Even though she is an introvert, she manages to build a network by appreciating interpersonal connections. She forges authentic relationships with the people in the community. She enjoys that people of color and black women create relationships and networks not only for political agenda but also as a way of life – to have a village to raise children, nurture, and take care of the families.
“My confidence and leadership have soared over the past five years because I have such an inspirational and supportive supervisor. A supervisor who’s not just leading a whole organization but making sure that she is putting on for other black women to come behind her in leadership,” she added.
Struggles and Challenges
She became aware of the struggle that she has to face in the campaign as a woman and person of color. “ because of our history and experiences, there aren’t a lot of us who are involved in politics,” she stated. Jael notes it is also a challenge to be in a vulnerable situation as a campaign. It is a challenge to be opening your life, having to constantly prove why you’re supposed to be in that position and why people should vote for you.
Sometimes, there’s even a struggle to maintain an identity, as strategists may tell you this and that, but they don’t have your same identity. It is crucial for Jael to have her inner circle, people who will keep her grounded, remind her of who she is and why she is running. She learned the lesson of being vulnerable and humble enough to know when she needed to ask for help.

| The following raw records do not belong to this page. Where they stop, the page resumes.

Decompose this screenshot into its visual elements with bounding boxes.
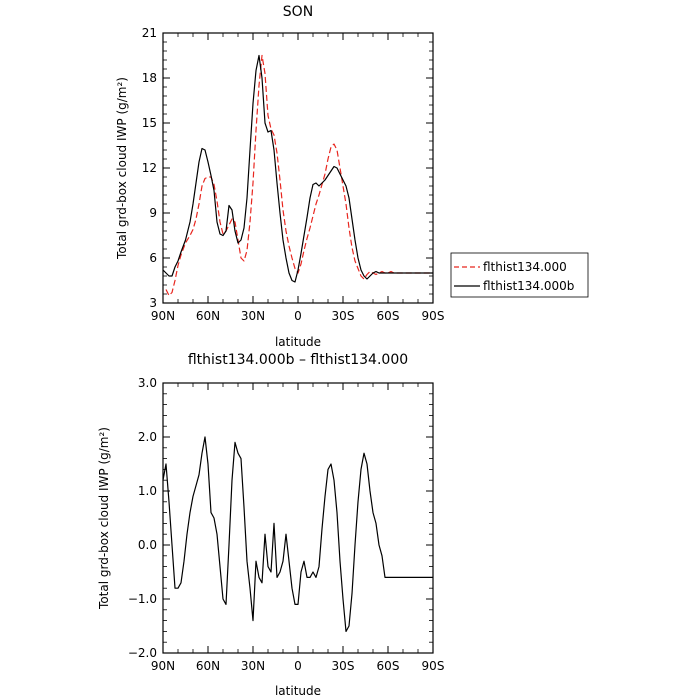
top-ytick-label: 3 [149, 296, 157, 310]
bottom-ytick-label: −1.0 [128, 592, 157, 606]
bottom-xtick-label: 60S [377, 659, 400, 673]
top-xtick-label: 60N [196, 309, 220, 323]
bottom-xtick-labels: 90N 60N 30N 0 30S 60S 90S [151, 659, 445, 673]
top-series-line-1 [165, 54, 430, 297]
bottom-ytick-label: 3.0 [138, 376, 157, 390]
bottom-xtick-label: 30S [332, 659, 355, 673]
top-ytick-label: 6 [149, 251, 157, 265]
top-xtick-label: 30N [241, 309, 265, 323]
top-chart-title: SON [283, 4, 313, 20]
top-xtick-label: 0 [294, 309, 302, 323]
top-xtick-label: 90N [151, 309, 175, 323]
bottom-xtick-label: 30N [241, 659, 265, 673]
top-ytick-label: 12 [142, 161, 157, 175]
bottom-chart-title: flthist134.000b – flthist134.000 [188, 352, 408, 368]
top-x-axis-label: latitude [275, 335, 321, 349]
top-ytick-labels: 3 6 9 12 15 18 21 [142, 26, 157, 310]
top-ytick-label: 15 [142, 116, 157, 130]
bottom-series-line-1 [162, 436, 433, 633]
bottom-ytick-label: −2.0 [128, 646, 157, 660]
bottom-plot-frame [162, 382, 434, 654]
top-series-lines [162, 54, 433, 297]
legend-label-series-b: flthist134.000b [483, 279, 574, 293]
top-y-axis-label: Total grd-box cloud IWP (g/m²) [115, 77, 129, 260]
bottom-x-axis-label: latitude [275, 684, 321, 698]
bottom-ytick-labels: −2.0 −1.0 0.0 1.0 2.0 3.0 [128, 376, 157, 660]
bottom-xtick-label: 90N [151, 659, 175, 673]
legend-box [450, 252, 589, 298]
bottom-ytick-label: 0.0 [138, 538, 157, 552]
bottom-y-axis-label: Total grd-box cloud IWP (g/m²) [97, 427, 111, 610]
legend: flthist134.000 flthist134.000b [450, 252, 589, 298]
bottom-panel: flthist134.000b – flthist134.000 −2.0 −1.… [97, 352, 444, 698]
bottom-ytick-label: 1.0 [138, 484, 157, 498]
top-xtick-label: 30S [332, 309, 355, 323]
top-panel: SON 3 6 9 12 15 18 21 90N 60N 30N 0 30S 60S 90S lati… [115, 4, 444, 349]
top-xtick-label: 60S [377, 309, 400, 323]
bottom-xtick-label: 60N [196, 659, 220, 673]
top-series-line-2 [162, 54, 433, 283]
top-plot-frame [162, 32, 434, 304]
top-axis-ticks [162, 32, 434, 304]
top-xtick-label: 90S [422, 309, 445, 323]
bottom-xtick-label: 90S [422, 659, 445, 673]
bottom-ytick-label: 2.0 [138, 430, 157, 444]
bottom-axis-ticks [162, 382, 434, 654]
bottom-series-line [162, 436, 433, 633]
top-ytick-label: 18 [142, 71, 157, 85]
legend-label-series-a: flthist134.000 [483, 260, 567, 274]
top-ytick-label: 21 [142, 26, 157, 40]
top-xtick-labels: 90N 60N 30N 0 30S 60S 90S [151, 309, 445, 323]
top-ytick-label: 9 [149, 206, 157, 220]
bottom-xtick-label: 0 [294, 659, 302, 673]
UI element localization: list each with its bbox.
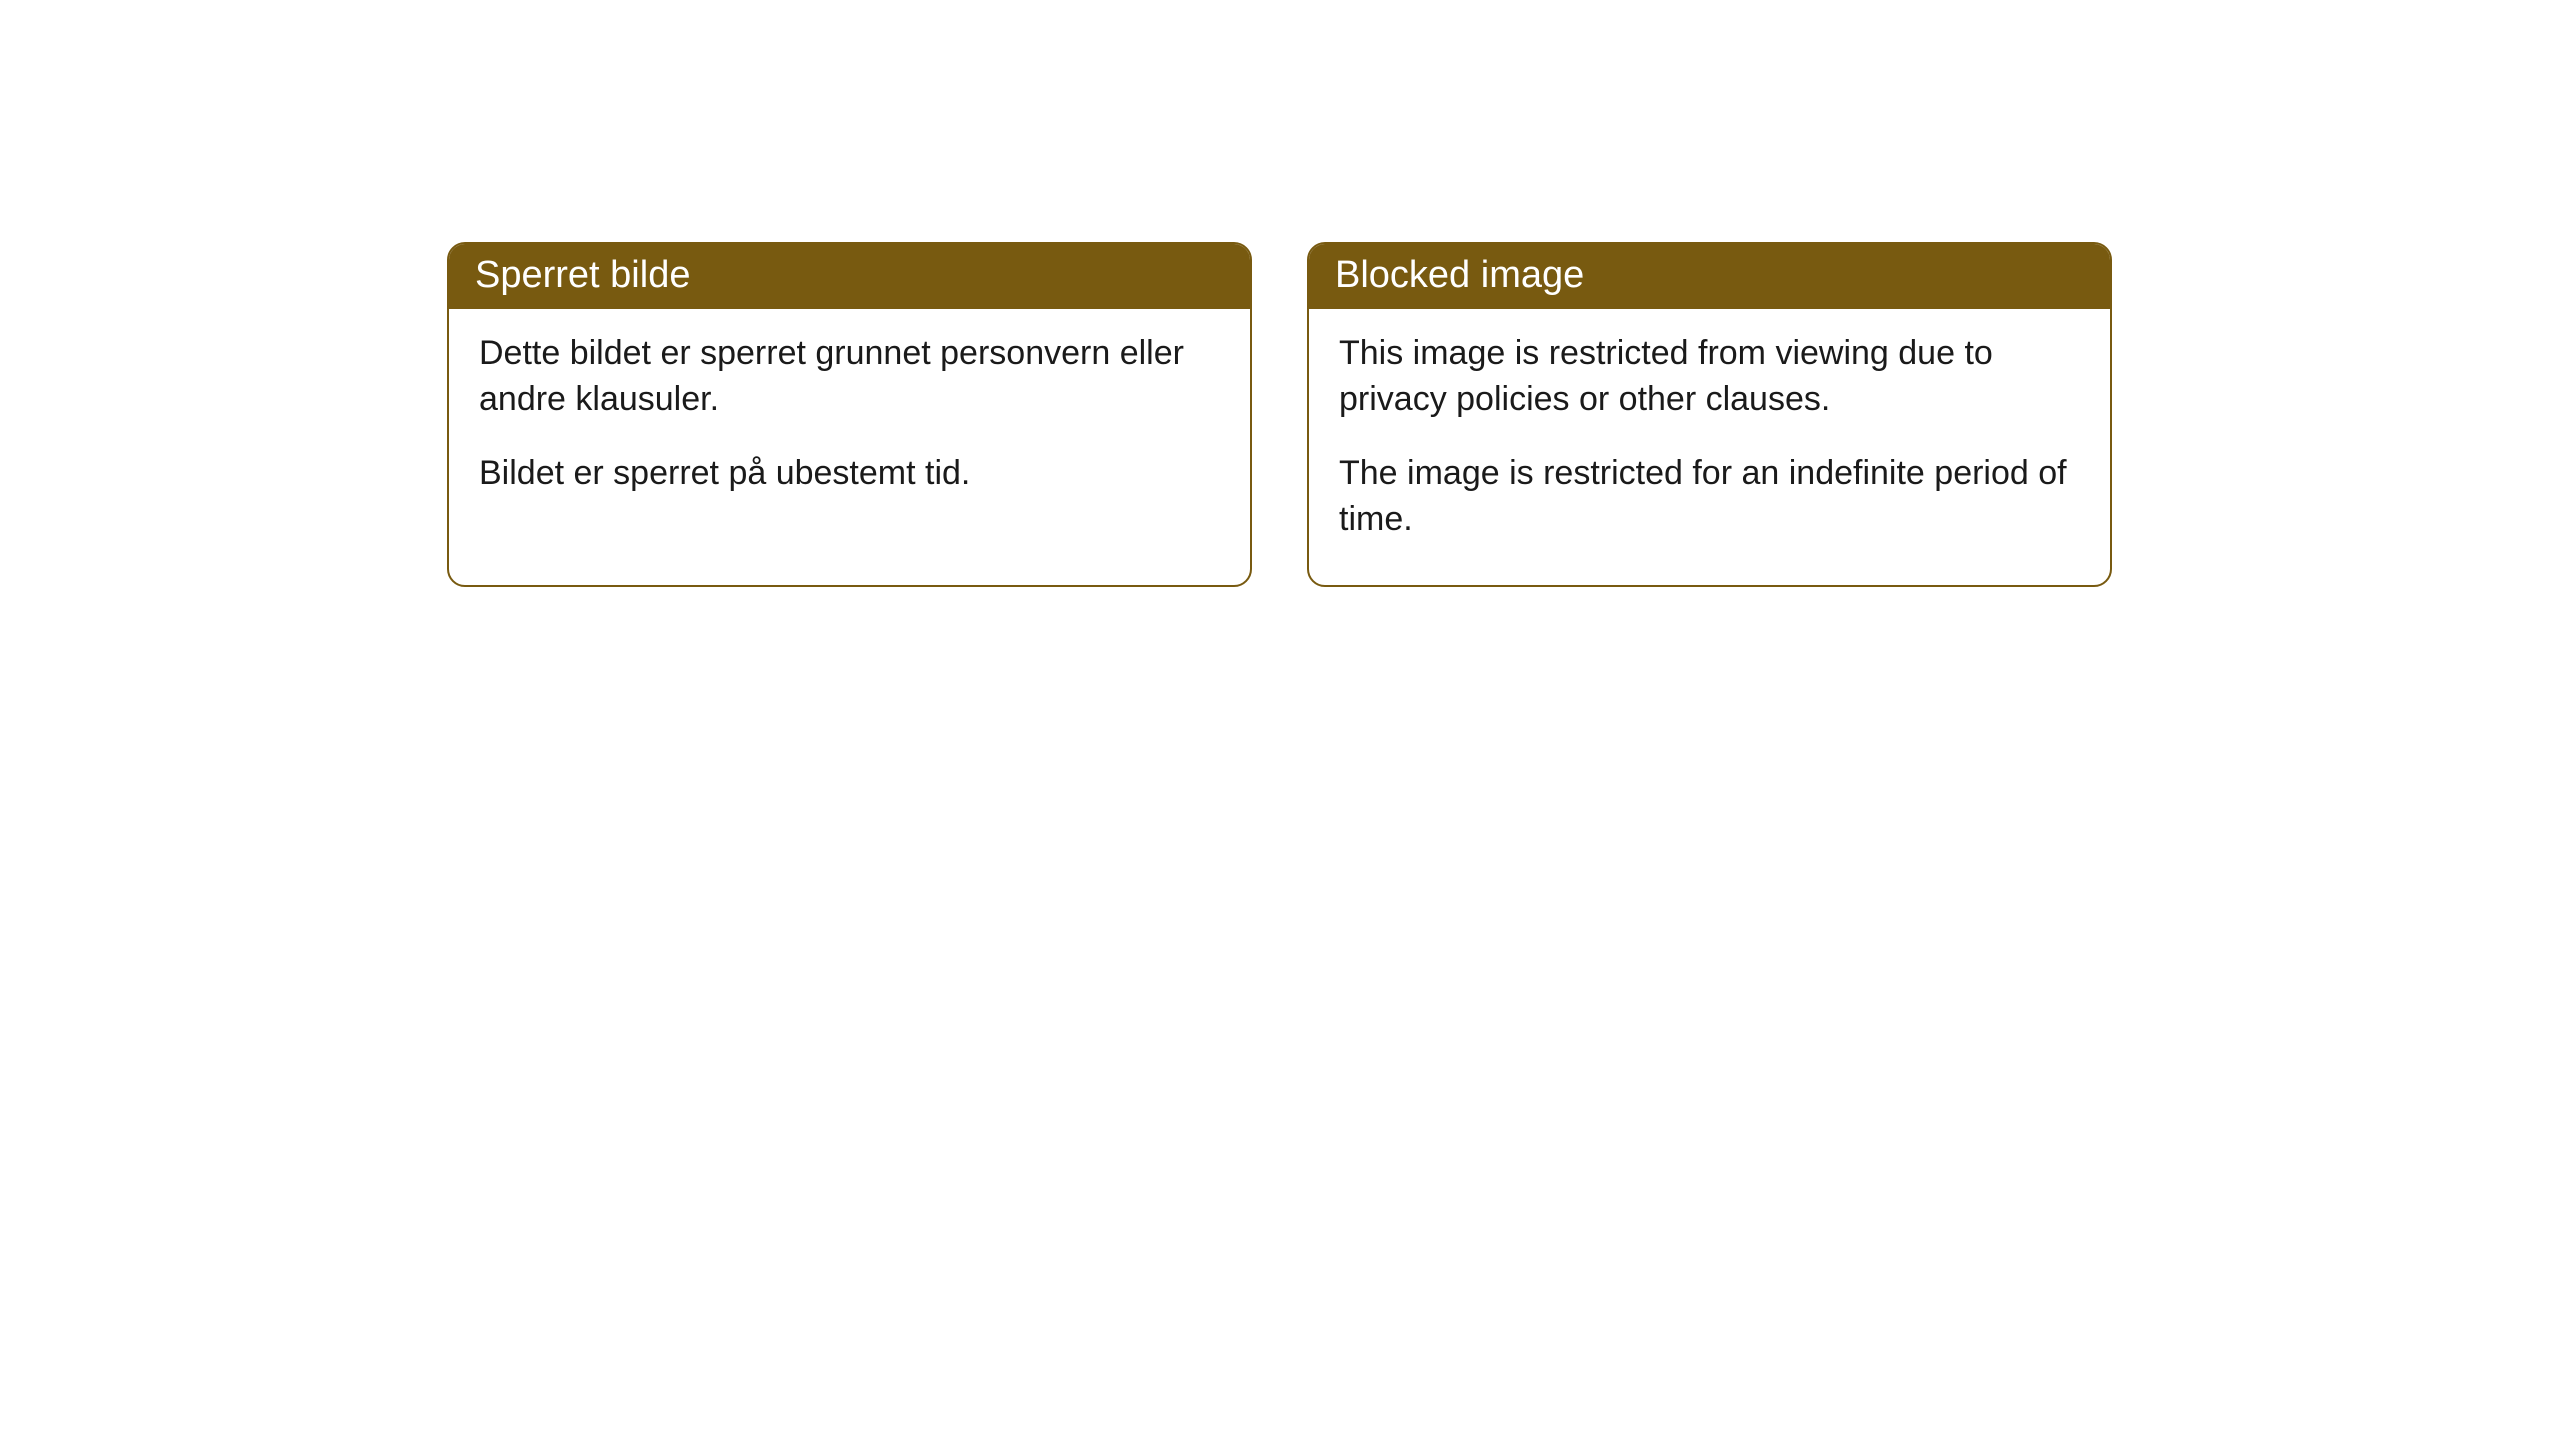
card-body-english: This image is restricted from viewing du… — [1309, 309, 2110, 585]
card-paragraph: This image is restricted from viewing du… — [1339, 331, 2080, 423]
card-english: Blocked image This image is restricted f… — [1307, 242, 2112, 587]
card-paragraph: Bildet er sperret på ubestemt tid. — [479, 451, 1220, 497]
card-header-english: Blocked image — [1309, 244, 2110, 309]
card-title: Sperret bilde — [475, 254, 690, 296]
card-norwegian: Sperret bilde Dette bildet er sperret gr… — [447, 242, 1252, 587]
card-paragraph: Dette bildet er sperret grunnet personve… — [479, 331, 1220, 423]
card-title: Blocked image — [1335, 254, 1584, 296]
card-body-norwegian: Dette bildet er sperret grunnet personve… — [449, 309, 1250, 539]
card-paragraph: The image is restricted for an indefinit… — [1339, 451, 2080, 543]
card-header-norwegian: Sperret bilde — [449, 244, 1250, 309]
cards-container: Sperret bilde Dette bildet er sperret gr… — [447, 242, 2112, 587]
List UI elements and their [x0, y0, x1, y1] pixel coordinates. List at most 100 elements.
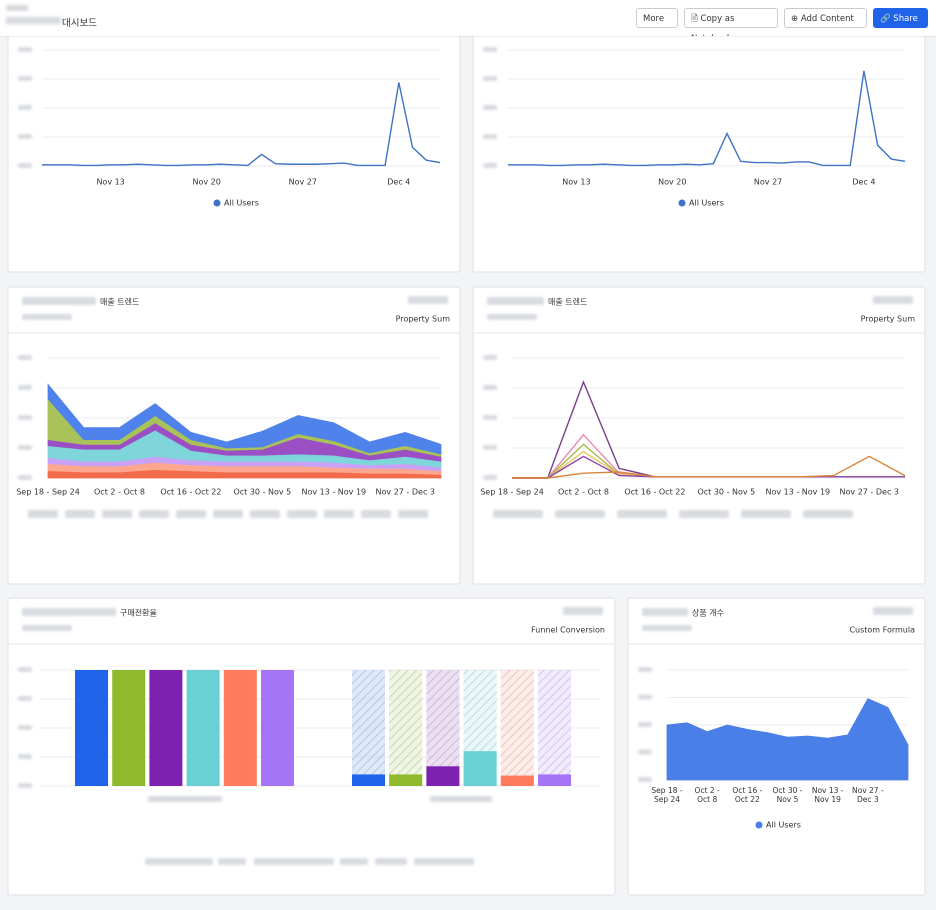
x-tick-label: Nov 13: [96, 178, 124, 187]
x-tick-label: Oct 30 - Nov 5: [697, 488, 755, 497]
blurred-text: [18, 667, 32, 672]
blurred-text: [430, 796, 492, 802]
x-tick-label: Oct 30 - Nov 5: [772, 786, 803, 804]
blurred-text: [414, 858, 474, 865]
legend-label: All Users: [766, 821, 801, 830]
blurred-text: [483, 475, 497, 480]
bar: [261, 670, 294, 786]
blurred-text: [65, 510, 95, 518]
x-tick-label: Nov 13 - Nov 19: [301, 488, 366, 497]
blurred-text: [483, 163, 497, 168]
blurred-text: [638, 722, 652, 727]
x-tick-label: Nov 13: [562, 178, 590, 187]
x-tick-label: Nov 27 - Dec 3: [376, 488, 435, 497]
area-series: [47, 383, 442, 455]
x-tick-label: Sep 18 - Sep 24: [16, 488, 80, 497]
panel-badge: Property Sum: [861, 315, 916, 324]
blurred-text: [642, 608, 688, 616]
x-tick-label: Oct 2 - Oct 8: [694, 786, 720, 804]
blurred-text: [638, 694, 652, 700]
x-tick-label: Nov 27: [754, 178, 782, 187]
blurred-text: [18, 725, 32, 730]
blurred-text: [287, 510, 317, 518]
x-tick-label: Dec 4: [387, 178, 410, 187]
bar-hatch: [389, 670, 423, 786]
legend-swatch: [678, 199, 686, 207]
blurred-text: [487, 314, 537, 320]
blurred-text: [102, 510, 132, 518]
blurred-text: [250, 510, 280, 518]
legend-label: All Users: [689, 199, 724, 208]
legend-swatch: [213, 199, 221, 207]
blurred-text: [18, 134, 32, 139]
blurred-text: [145, 858, 213, 865]
blurred-text: [139, 510, 169, 518]
blurred-text: [340, 858, 368, 865]
x-label-box: Nov 13 - Nov 19: [811, 786, 844, 804]
bar: [186, 670, 220, 786]
blurred-text: [483, 47, 497, 52]
blurred-text: [493, 510, 543, 518]
panel-title: 매출 트렌드: [100, 297, 139, 307]
blurred-text: [176, 510, 206, 518]
blurred-text: [741, 510, 791, 518]
blurred-text: [555, 510, 605, 518]
panel: [7, 36, 461, 273]
blurred-text: [18, 415, 32, 420]
bar: [75, 670, 108, 786]
blurred-text: [617, 510, 667, 518]
x-tick-label: Oct 2 - Oct 8: [94, 488, 145, 497]
share-button[interactable]: 🔗 Share: [873, 8, 928, 28]
bar: [500, 775, 534, 786]
blurred-text: [642, 625, 692, 631]
panel: [7, 286, 461, 585]
bar: [149, 670, 183, 786]
blurred-text: [18, 355, 32, 360]
blurred-text: [679, 510, 729, 518]
bar: [463, 751, 497, 786]
legend-label: All Users: [224, 199, 259, 208]
x-tick-label: Oct 2 - Oct 8: [558, 488, 609, 497]
blurred-text: [18, 754, 32, 759]
blurred-text: [18, 445, 32, 450]
blurred-text: [361, 510, 391, 518]
blurred-text: [22, 625, 72, 631]
header: 대시보드 More ▾ 🗎 Copy as Notebook ⊕ Add Con…: [0, 0, 936, 44]
blurred-text: [22, 608, 116, 616]
blurred-text: [483, 445, 497, 450]
blurred-text: [483, 415, 497, 420]
blurred-text: [6, 17, 61, 24]
more-button[interactable]: More ▾: [636, 8, 678, 44]
x-tick-label: Nov 20: [193, 178, 221, 187]
x-label-box: Oct 16 - Oct 22: [732, 786, 763, 804]
x-tick-label: Nov 27 - Dec 3: [852, 786, 884, 804]
blurred-text: [18, 76, 32, 81]
panel-badge: Funnel Conversion: [531, 626, 605, 635]
copy-notebook-button[interactable]: 🗎 Copy as Notebook: [684, 8, 778, 44]
blurred-text: [873, 296, 913, 304]
blurred-text: [638, 749, 652, 755]
blurred-text: [6, 5, 28, 11]
more-label: More: [643, 14, 665, 24]
blurred-text: [18, 475, 32, 480]
bar: [223, 670, 257, 786]
blurred-text: [18, 783, 32, 788]
share-label: Share: [893, 14, 918, 24]
line-series: [508, 70, 906, 167]
blurred-text: [18, 163, 32, 168]
dashboard-title: 대시보드: [62, 18, 97, 29]
x-tick-label: Sep 18 - Sep 24: [480, 488, 544, 497]
x-tick-label: Oct 16 - Oct 22: [732, 786, 763, 804]
legend-swatch: [755, 821, 763, 829]
blurred-text: [18, 47, 32, 52]
add-content-button[interactable]: ⊕ Add Content ▾: [784, 8, 867, 44]
blurred-text: [873, 607, 913, 615]
blurred-text: [18, 696, 32, 701]
x-label-box: Oct 2 - Oct 8: [694, 786, 720, 804]
line-series: [42, 82, 441, 167]
panel: [472, 286, 926, 585]
x-tick-label: Nov 13 - Nov 19: [811, 786, 844, 804]
panel: [472, 36, 926, 273]
x-label-box: Sep 18 - Sep 24: [651, 786, 682, 804]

A common issue for those seeking office is proving oneself, especially if you’re still young. It’s a good thing that Jael is not the only one involved in public service. Her parents have been involved in the community long before she seeks government office. She may be young, but her background and experience working in the community started in her teens.
Being a Woman and Mom
Jael has two kids who have been her giving her great encouragement. Though her older child is already 16, she still feels the guilt every mom would feel. “I have the guilt like every mom does when you start focusing on something for yourself, or you’re a little bit removed from your responsibilities at home; there’s guilt that naturally follows,” she said.
But in their little ways, her children comfort, encourage and cheer her up. She’s lucky to have a support system at home where she can trust that home is being taken care of so she can take care of what she needs to in the campaign. And her family understands that this campaign is for and about them too.
Public service may be too scary, intimidating, and discouraging at times. But as what we have learned from Jael, we have to look beyond our comfort zone, build a strong foundation and relationship with the community, and most of all, believe in ourselves.
Jael’s words for young women thinking about running for elected office, “If you’re thinking about it, it’s already yours. Do it.”